Gottfried Wilhelm Leibniz-Preis Fundamentale Beiträge zur Präzisionsphysik
19. März 2026
Klaus Blaum erhält Gottfried Wilhelm Leibniz-Preis – Der Wissenschaftler ist Honorarprofessor an der Ruperto Carola
Mit Prof. Dr. Klaus Blaum hat ein herausragender Heidelberger Physiker den mit 2,5 Millionen Euro dotierten Gottfried Wilhelm Leibniz-Preis der Deutschen Forschungsgemeinschaft (DFG), den wichtigsten Forschungsförderpreis in Deutschland, erhalten. Gewürdigt werden damit seine Arbeiten zu physikalischen Konstanten sowie Symmetrien der Natur, die auf Präzisionsmessungen mithilfe von Ionen in elektromagnetischen Fallen beruhen. Sie eröffnen, so die DFG, „maßgebliche Einblicke in die quantenphysikalischen Grundlagen unserer Welt“. Klaus Blaum forscht als Direktor am Max-Planck-Institut für Kernphysik in Heidelberg und ist Honorarprofessor an der Fakultät für Physik und Astronomie der Universität Heidelberg. Die insgesamt zehn Auszeichnungen der DFG wurden am 18. März 2026 in Berlin übergeben.

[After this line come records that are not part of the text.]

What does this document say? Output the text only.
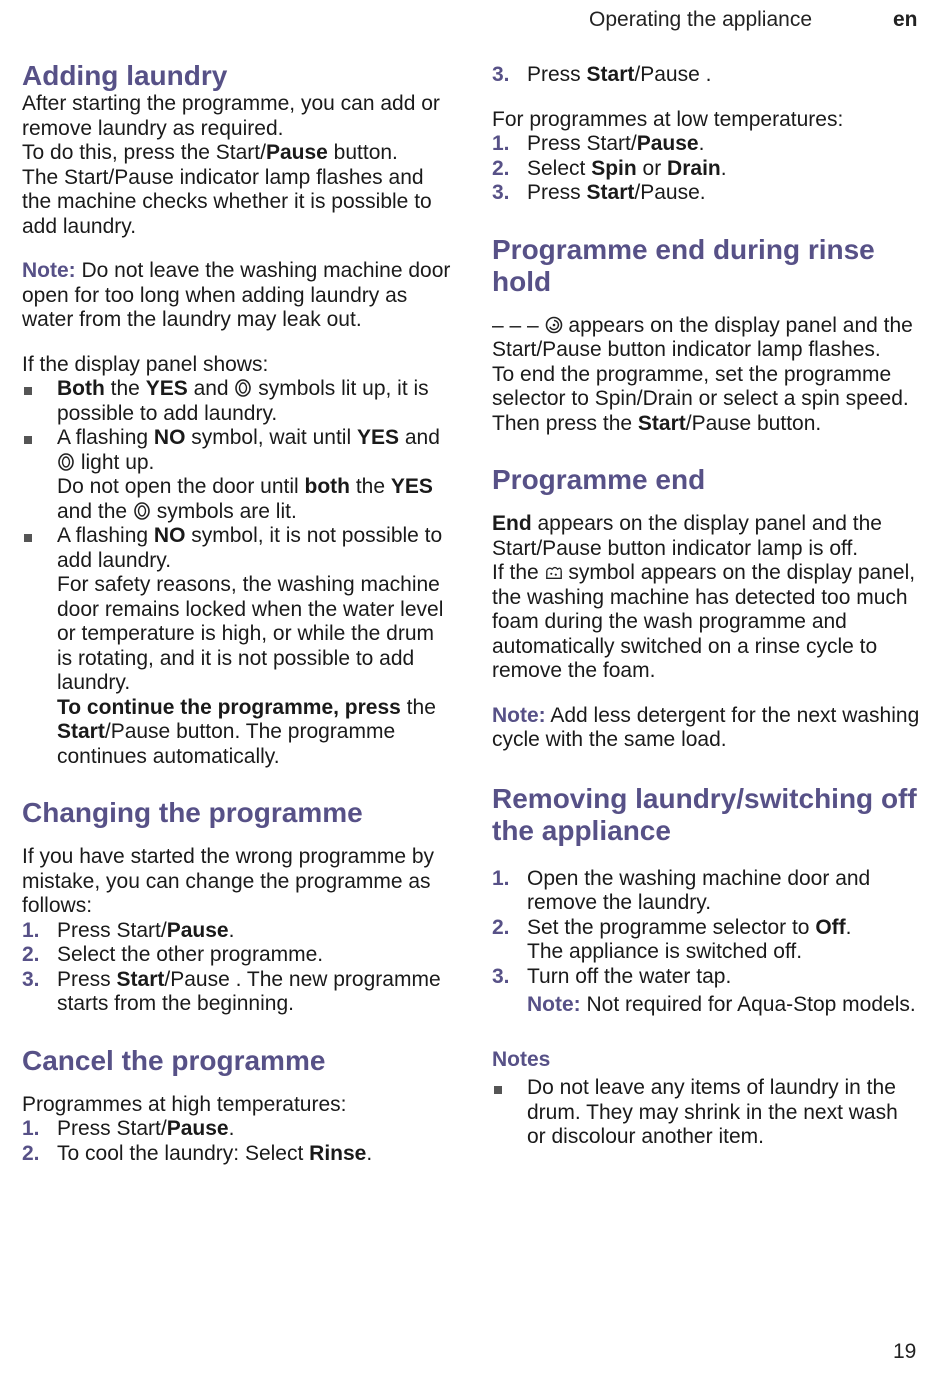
Operating the appliance	en
Adding laundry

After starting the programme, you can add or remove laundry as required.

To do this, press the Start/Pause button.

The Start/Pause indicator lamp flashes and the machine checks whether it is possible to add laundry.

Note: Do not leave the washing machine door open for too long when adding laundry as water from the laundry may leak out.

If the display panel shows:

Both the YES and  symbols lit up, it is possible to add laundry.
A flashing NO symbol, wait until YES and  light up.
Do not open the door until both the YES and the  symbols are lit.
A flashing NO symbol, it is not possible to add laundry.
For safety reasons, the washing machine door remains locked when the water level or temperature is high, or while the drum is rotating, and it is not possible to add laundry.
To continue the programme, press the Start/Pause button. The programme continues automatically.
Changing the programme

If you have started the wrong programme by mistake, you can change the programme as follows:

1. Press Start/Pause.
2. Select the other programme.
3. Press Start/Pause . The new programme starts from the beginning.
Cancel the programme

Programmes at high temperatures:

1. Press Start/Pause.
2. To cool the laundry: Select Rinse.
3. Press Start/Pause .

For programmes at low temperatures:

1. Press Start/Pause.
2. Select Spin or Drain.
3. Press Start/Pause.
Programme end during rinse hold

– – –  appears on the display panel and the Start/Pause button indicator lamp flashes.

To end the programme, set the programme selector to Spin/Drain or select a spin speed. Then press the Start/Pause button.

Programme end

End appears on the display panel and the Start/Pause button indicator lamp is off.

If the  symbol appears on the display panel, the washing machine has detected too much foam during the wash programme and automatically switched on a rinse cycle to remove the foam.

Note: Add less detergent for the next washing cycle with the same load.

Removing laundry/switching off the appliance
1. Open the washing machine door and remove the laundry.
2. Set the programme selector to Off.
The appliance is switched off.
3. Turn off the water tap.
Note: Not required for Aqua-Stop models.
Notes
Do not leave any items of laundry in the drum. They may shrink in the next wash or discolour another item.
19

„Mit einer Waage zu erkennen, ob eine Biene auf dem Eiffelturm gelandet ist oder eine Ameise an einem seiner Eisenträger emporklettert, erfordert nicht nur ein äußerst genaues Messinstrument. Voraussetzung ist auch eine geradezu unstillbare Leidenschaft für Präzision und die Vision von der Vermessbarkeit, so wie sie das wissenschaftliche Schaffen von Klaus Blaum kennzeichnen“, sagte Prof. Dr. Katja Becker in ihrer Würdigung. Mit seinen Arbeiten will der Wissenschaftler die grundlegenden Konstanten der Physik genauer bestimmen sowie die Kräfte und Symmetrien der Natur präziser verstehen. Dazu sperrt der Physiker einzelne Ionen in einer Überlagerung aus elektrischen und magnetischen Feldern ein und vermisst ihre Eigenschaften. Seine Ergebnisse bestätigen dabei das Standardmodell der Teilchenphysik und liefern gleichzeitig „wertvolle Hinweise auf mögliche Grenzen von neuer Physik“, so Prof. Becker. Die von ihm zu diesem Zweck entwickelten innovativen Instrumente seien „technische Meisterwerke, die Sternstunden der Experimentierkunst ermöglichen“, betonte die Präsidentin der Deutschen Forschungsgemeinschaft. Prof. Blaum leitet am Max-Planck-Institut für Kernphysik die Abteilung „Gespeicherte und gekühlte Ionen“ und lehrt seit 2008 als Honorarprofessor an der Ruperto Carola.
Die Deutsche Forschungsgemeinschaft vergibt den Leibniz-Preis jährlich an bis zu zehn Wissenschaftlerinnen und Wissenschaftler. Die DFG-Präsidentin überreichte die Auszeichnungen des Jahres 2026 im Rahmen einer Feierstunde an drei Preisträgerinnen und sieben Preisträger, unter ihnen Klaus Blaum, der von der Universität Heidelberg für den Preis vorgeschlagen wurde. Ausgezeichnet wurde auch Julia Mahamid, Ph.D., die als Strukturbiologin am European Molecular Biology Laboratory (EMBL) in Heidelberg forscht. Die Auszeichnungen im Rahmen des Gottfried Wilhelm Leibniz-Programms wurden zum 41. Mal vergeben.